El Congreso de los Diputados aprobó ayer por unanimidad la reforma de la Ley de Sociedades de Capital, una normativa que sin duda favorece la implicación a largo plazo de los accionistas en las empresas cotizadas en nuestro país, al igual que ya sucede en países como Francia, Italia y Países Bajos.
Y es que esta iniciativa, que viene de la mano del partido del Gobierno, el PSOE, ha sido impulsado por Nadia Calviño, la vicepresidencia de Asuntos Económicos y Transformación Digital y ha salido adelante, además de con los votos socialistas, con los del PP, Vox, Unidas Podemos, Esquerra Republicana, Ciudadanos y el PDeCAT.
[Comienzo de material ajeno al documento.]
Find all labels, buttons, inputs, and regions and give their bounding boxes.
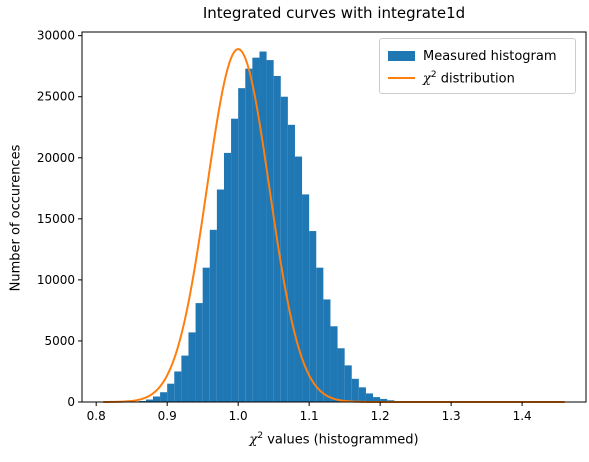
histogram-bar xyxy=(280,96,288,402)
histogram-bar xyxy=(309,231,317,402)
histogram-bar xyxy=(344,365,352,402)
histogram-bar xyxy=(152,396,161,402)
y-tick-label: 25000 xyxy=(37,90,75,104)
histogram-bar xyxy=(302,194,310,402)
x-axis-label-chi: χ xyxy=(249,432,258,448)
histogram-bar xyxy=(373,397,381,402)
histogram-bar xyxy=(231,118,239,402)
x-tick-label: 1.0 xyxy=(229,409,248,423)
x-axis-label-text: values (histogrammed) xyxy=(267,432,419,448)
x-axis-label: χ2 values (histogrammed) xyxy=(82,431,586,447)
chart-title: Integrated curves with integrate1d xyxy=(202,4,466,22)
y-tick-label: 15000 xyxy=(37,212,75,226)
histogram-bar xyxy=(160,392,168,402)
legend-item-histogram: Measured histogram xyxy=(388,47,557,65)
histogram-bar xyxy=(202,267,210,402)
legend-label-histogram: Measured histogram xyxy=(423,48,557,64)
histogram-bar xyxy=(358,387,366,402)
histogram-bar xyxy=(145,399,153,402)
legend-swatch-histogram xyxy=(388,51,415,61)
x-tick-label: 1.4 xyxy=(513,409,532,423)
x-axis-ticks: 0.8 0.9 1.0 1.1 1.2 1.3 1.4 xyxy=(87,402,532,423)
histogram-bar xyxy=(245,68,253,402)
y-tick-label: 20000 xyxy=(37,151,75,165)
histogram-bar xyxy=(188,332,196,402)
y-tick-label: 5000 xyxy=(44,334,75,348)
x-tick-label: 1.1 xyxy=(300,409,319,423)
histogram-bar xyxy=(252,57,260,403)
histogram-bar xyxy=(380,398,388,402)
legend-chi-sup: 2 xyxy=(430,69,437,80)
y-tick-label: 30000 xyxy=(37,29,75,43)
histogram-bar xyxy=(365,393,374,402)
histogram-bar xyxy=(287,124,295,402)
histogram-bar xyxy=(209,229,217,402)
legend-item-chi2: χ2 distribution xyxy=(388,69,515,87)
histogram-bar xyxy=(259,51,267,402)
y-tick-label: 0 xyxy=(67,395,75,409)
histogram-bar xyxy=(294,156,303,402)
legend-swatch-chi2 xyxy=(388,77,415,79)
histogram-bar xyxy=(323,299,331,402)
x-tick-label: 0.9 xyxy=(158,409,177,423)
legend-chi-text: distribution xyxy=(440,71,515,87)
legend-chi-symbol: χ xyxy=(423,71,431,87)
legend: Measured histogram χ2 distribution xyxy=(379,38,576,94)
y-axis-ticks: 0 5000 10000 15000 20000 25000 30000 xyxy=(37,29,82,409)
histogram-bar xyxy=(223,152,232,402)
legend-label-chi2: χ2 distribution xyxy=(423,70,515,86)
histogram-bar xyxy=(337,348,345,402)
x-tick-label: 1.2 xyxy=(371,409,390,423)
x-tick-label: 0.8 xyxy=(87,409,106,423)
plot-frame xyxy=(81,31,587,403)
histogram-bar xyxy=(351,378,359,402)
y-tick-label: 10000 xyxy=(37,273,75,287)
histogram-bar xyxy=(181,355,189,402)
histogram-bar xyxy=(195,303,203,402)
histogram-bar xyxy=(167,383,175,402)
histogram-bar xyxy=(330,326,338,402)
y-axis-label: Number of occurences xyxy=(8,144,24,292)
histogram-bar xyxy=(238,88,246,402)
x-axis-label-sup: 2 xyxy=(257,431,264,441)
histogram-bar xyxy=(216,189,224,402)
histogram-bar xyxy=(316,267,324,402)
histogram-bar xyxy=(174,371,182,402)
x-tick-label: 1.3 xyxy=(442,409,461,423)
histogram-bar xyxy=(266,60,274,402)
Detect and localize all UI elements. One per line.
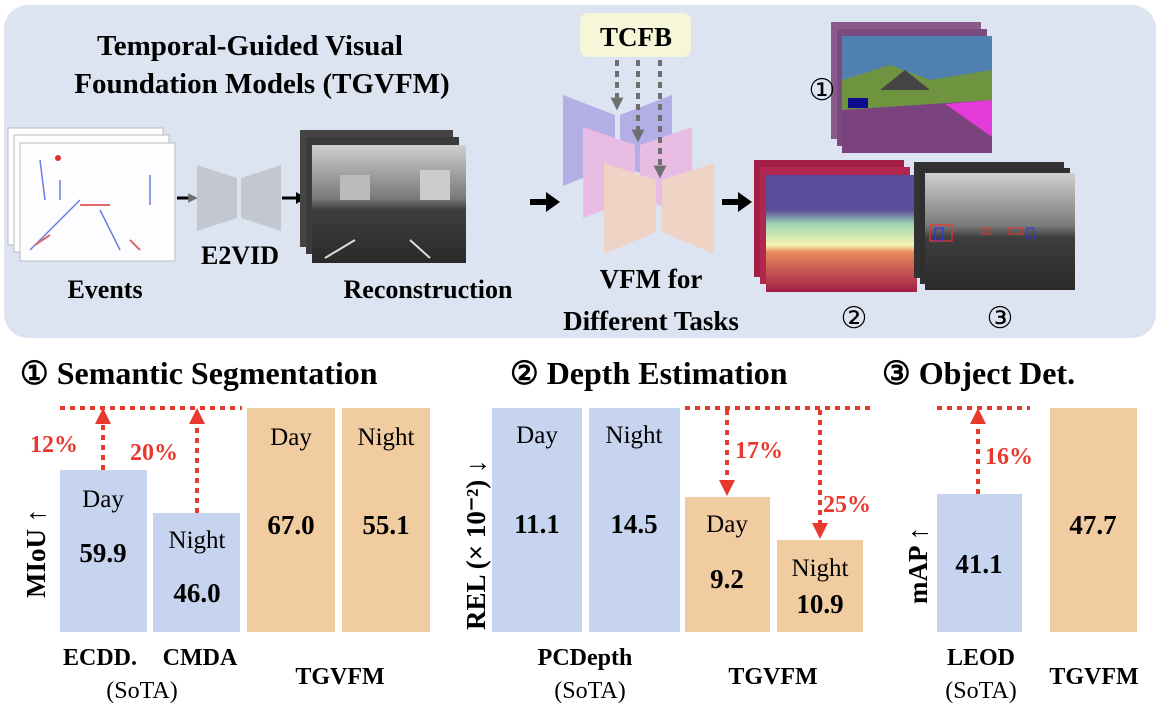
improvement-label: 16% [985,444,1033,470]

Ahora que el Congreso ha dado su beneplácito, la reforma pasará al Senado para completar su tramitación que, visto la falta de oposición que tuvo ayer, se espera que no haya más inconvenientes. Eso sí, de haber cambios, volverá a la Cámara Baja y esta tendría la última decisión.
Principales modificaciones
Los principales puntos a señalar que contiene esta reforma, donde más de cincuenta enmiendas han sido aprobadas prácticamente de forma unánime, pasan por la regulación de las juntas de accionistas de las sociedades cotizadas de una forma exclusivamente telemática. Y es que parece que la Covid-19 ha acelerado esta toma de medidas gracias a las nuevas tecnologías, pues la forma telemática ya se llevó a cabo en los primeros meses de la pandemia y para la cual el PSOE propuso una regulación específica.